Image copyright Image © James Nielsen
There are also all kinds of fitness options for guests, as well as a mini-gym by a 50m pool.
Then there is the medical spa where you can have a massage, and the orchard: 60 people’s handprints serve as a record of the building.
Image copyright Image © Meenakshi Anand Image caption Meenakshi Anand’s suite provides morning newspaper deliveries for her guests
Meenakshi Anand’s suite also has deep dashes, 31 bathrooms and more than 20,000 porcelain tiles and saucers, as well as a special setting by the pool with a giant nightlight.
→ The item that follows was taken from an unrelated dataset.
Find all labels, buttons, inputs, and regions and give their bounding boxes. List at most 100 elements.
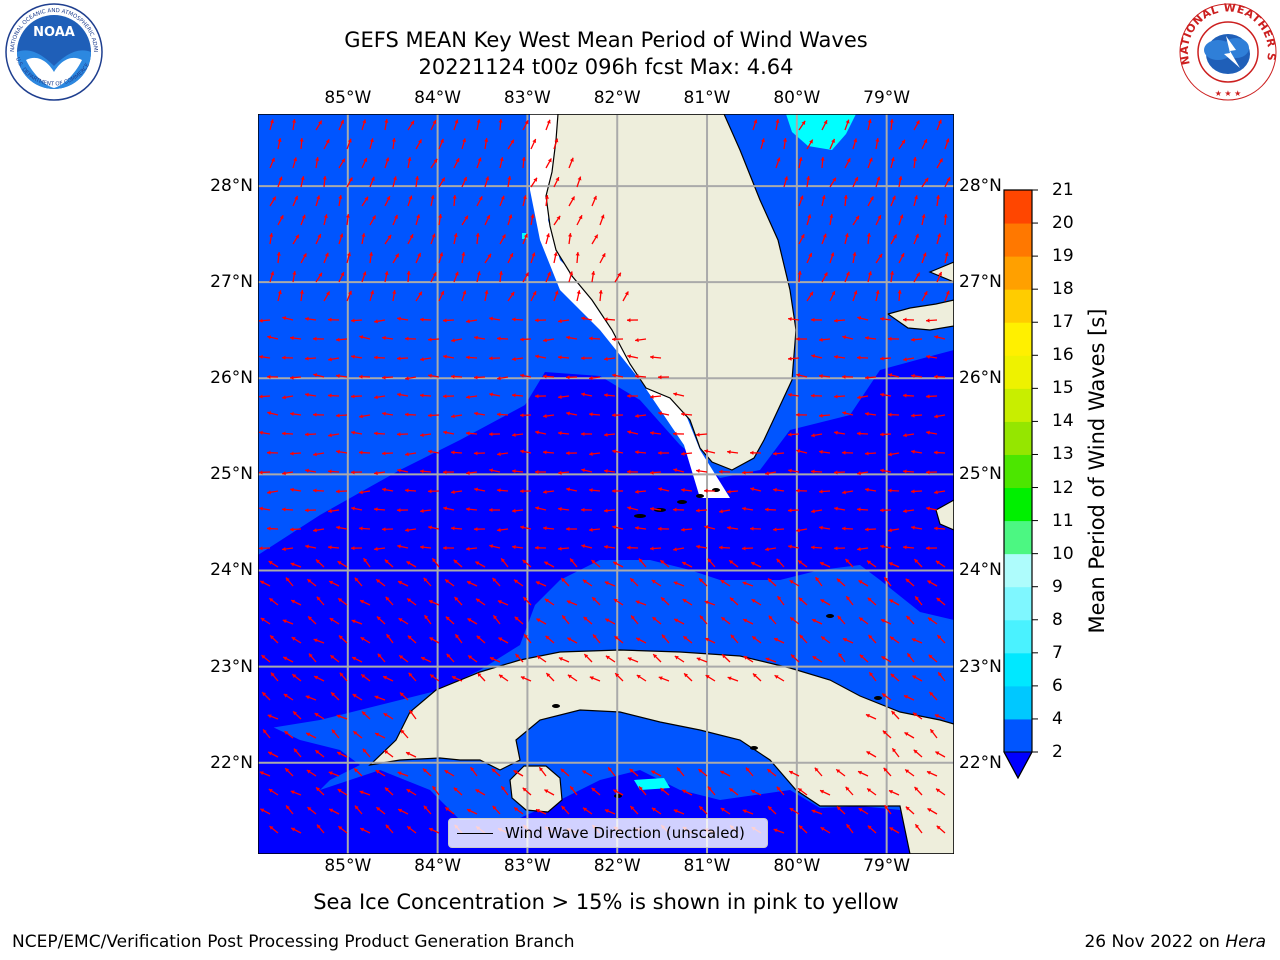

But Ms Barschtel’s lavish suite is only part of the extensive luxury offered in the Burj al Arab’s 289 rooms and suites.
It also has a health club, a children’s club, a conference centre, a spa, 24-hour room service and dining and shopping facilities.
Image copyright Image © Amrith Chanthikota Image caption Amrith Chanthikota’s suite includes a large swimming pool and whirlpool
There is a beauty salon, a community centre, which provides community social gatherings, an upmarket shopping mall with iPads in each outlet and luggage storage.
Ms Barschtel says she is as secure at the hotel as she is at home with her family. She is a guest for life at the Burj al Arab and welcomes her guests from Britain, Korea, the United States and Russia.
Her place is filled with luxury and in thrall to the Burj al Arab.
She said: “These are people with money and other nice things. They will not complain, they will just be happy.”